2011-04-16

My need of Olof

My copy of "Cat´s Cradle" was old and yellowed and hard on my hands (some other paper shuffling didn´t help any) and now I´m reading Olof Lagercrantz again, with cotton gloves on. If I´m not careful, I´ll soon be constricted to whatever is available electronically and I don´t like it. But perhaps the answer lies with Lagercrantz. In "Vårt behov av Olof" (= our need of Olof), a friendship book given to him on his 90th birthday (I suppose there would have been too many speeches for him to hear at the birthday dinner if they hadn´t given all those writers a few pages each) one of his friends point out that he read slowly and he read thoroughly, usually he spent three or four years with a book, and that book usually generated a book of his own.

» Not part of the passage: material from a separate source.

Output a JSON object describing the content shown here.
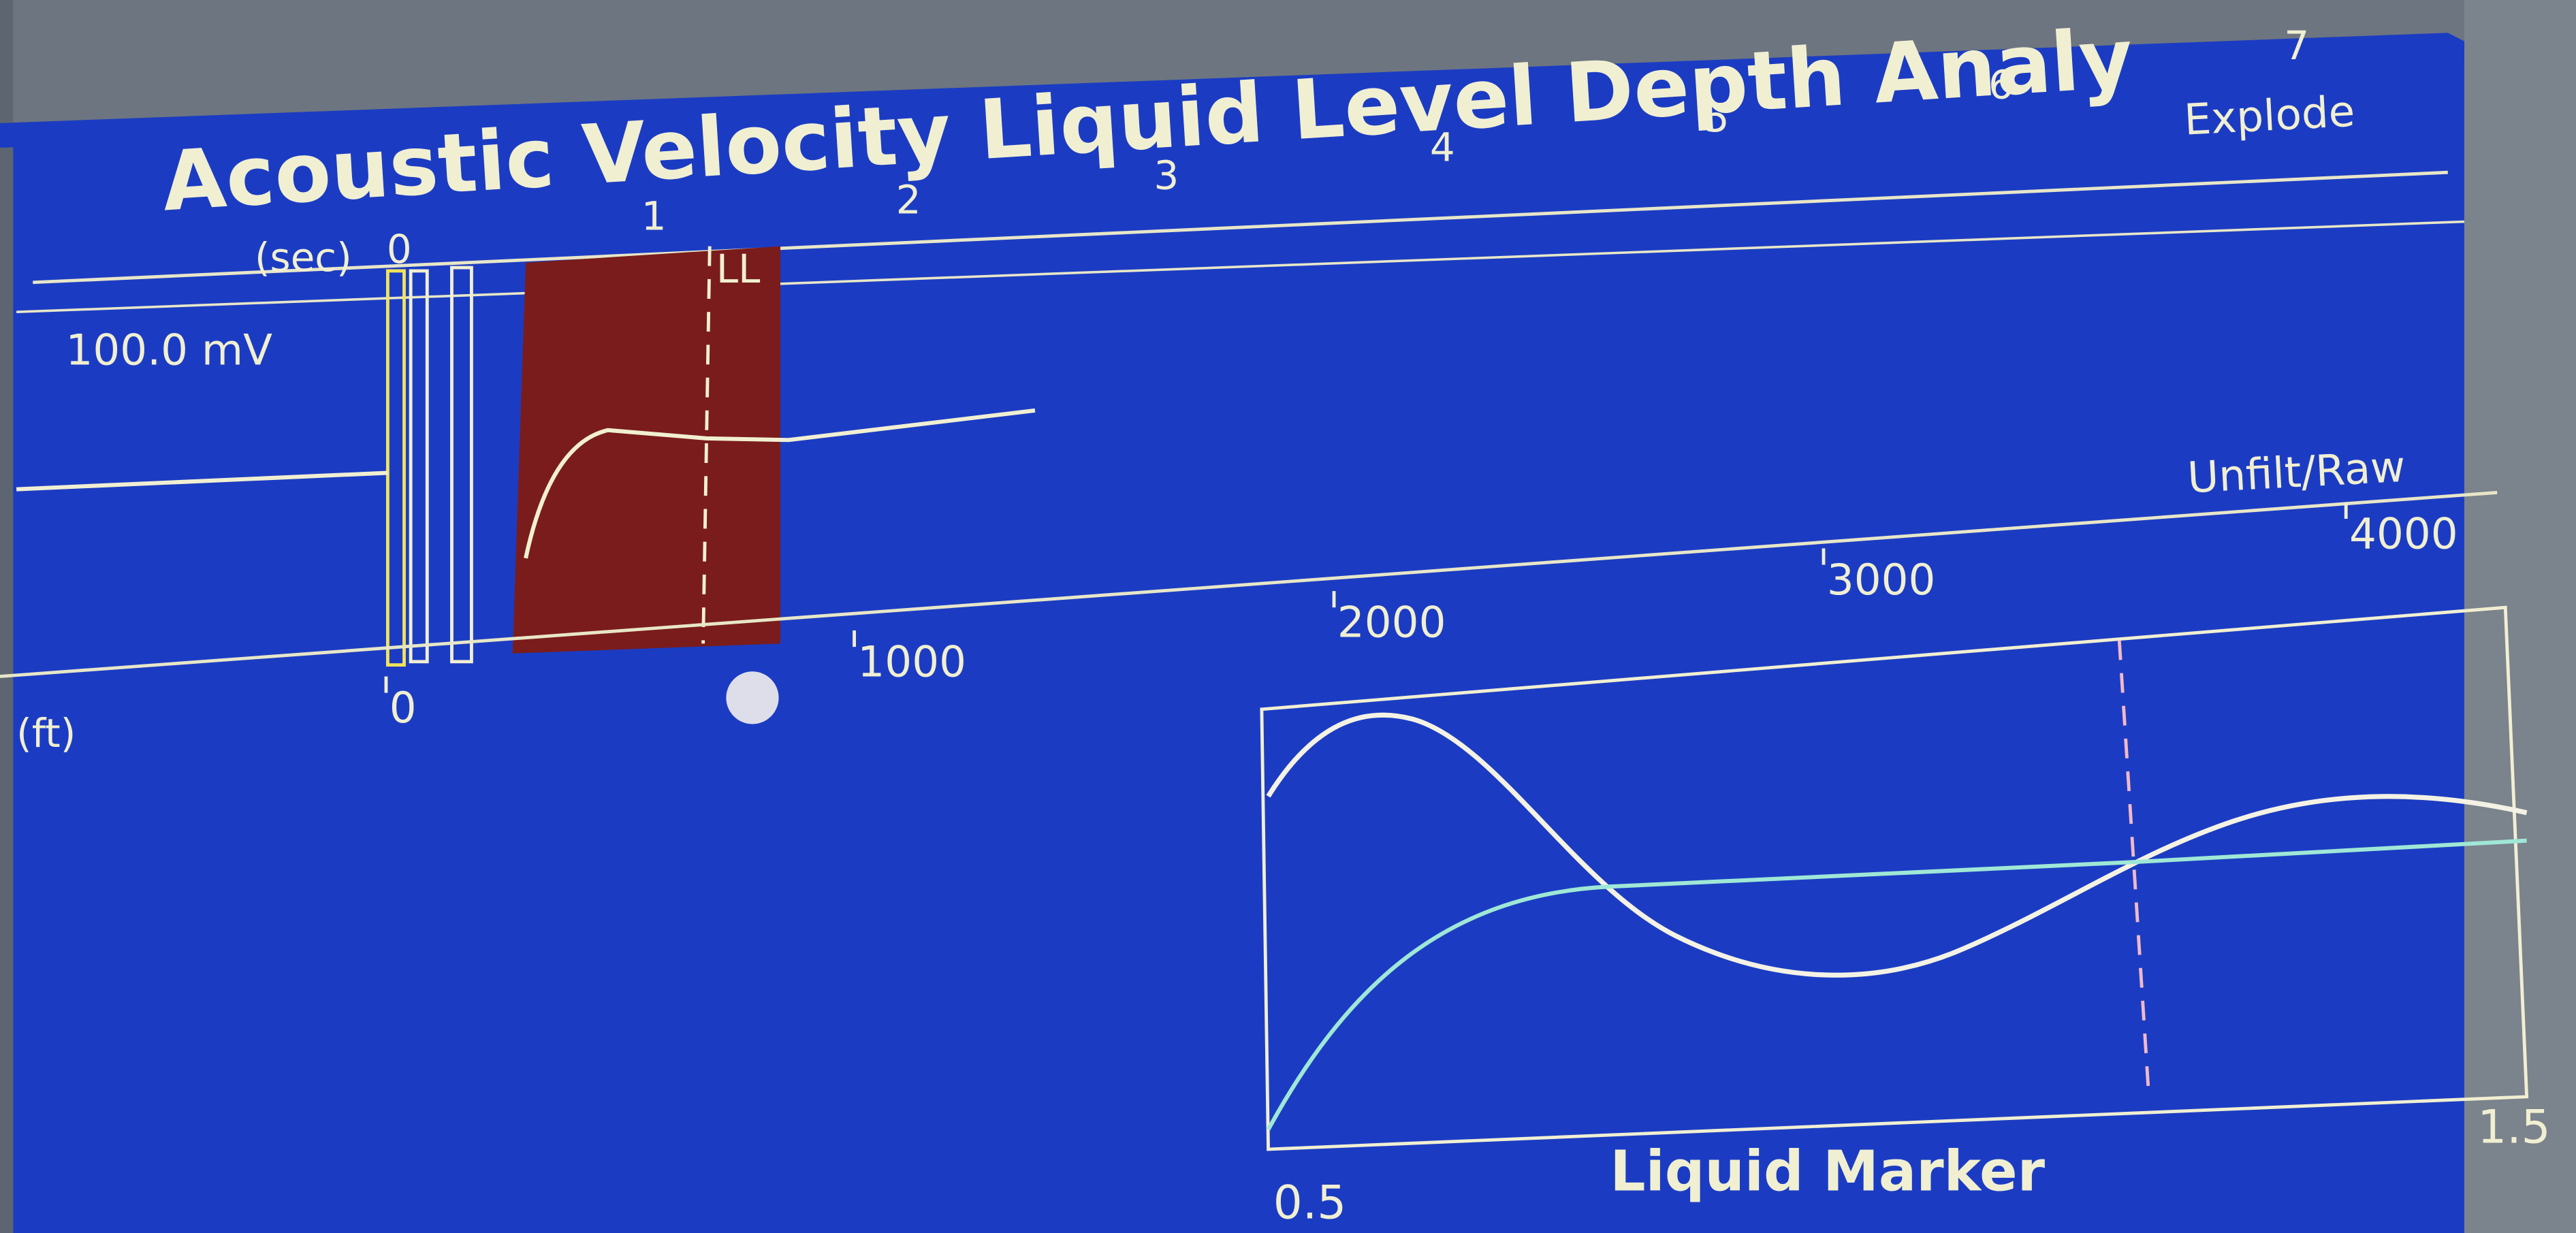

"Min första krets" (= my first circle) is Lagercrantz´s memoir of his first twenty-five years. The book was inspired by his reading of Joseph Conrad´s "Heart of Darkness". Eerily, Lagercrantz found some clues in there to his childhood and his low-aristocratic, military family. What I like about his book is that he does not judge. He only tells it the way he experienced it at the time. Some of the things he has to say about the way he and his siblings were brought up are horrific, and one sister killed herself at nineteen, jumping out of a window. He is actually rather generous towards his father, recognizing that if you have no imagination, how can you act compassionately?

What saved him, in a way, was tuberculosis. It struck him down hard while he was doing military service, he spent several years in sanatoriums, and it wasn´t certain that he would survive. While he was ill, his aunt sent him books from his grandfather´s collection and only then did he begin to read. Rather late in life for a future writer. He doesn´t say so, but I think the reading kind of saved his soul, and maybe it strengthened his will to live. He has later (as many in the friendship book testifies) described his life as a series of awakenings, and literature was certainly what made the world make sense to him. Perhaps that is why I feel so, well, related to him.

I am also happy to see that in the friendship book, someone else has noticed that he, in his portrait of Olof Palme, described something of himself. It makes me feel like I haven´t totally misunderstood him. Lagercrantz has been described as the devil by some (not quite as hated as Palme, though), but I find it hard to understand why. But perhaps the Lagercrantz of the 70´s, the newspaper man, and the old Lagercrantz of 2001, the author, are somewhat different people. And not everyone has the ability to forgive and move on.

Perhaps I should read slower. But I do have books that I return to all the time. Mostly for pleasure though, I´m not sure Austen (for example) has contributed that much to my growth as a human being. Maybe it´s time to re-read some of those books that I always think of as ones that changed my perception of literature and, indeed, reality. Like Milan Kundera´s "The Unbearable Lightness of Being". Is it still as good as it once was? He gave me some clues to my childhood and background! For now, I´ll put it on my list. And try to stay away from paper.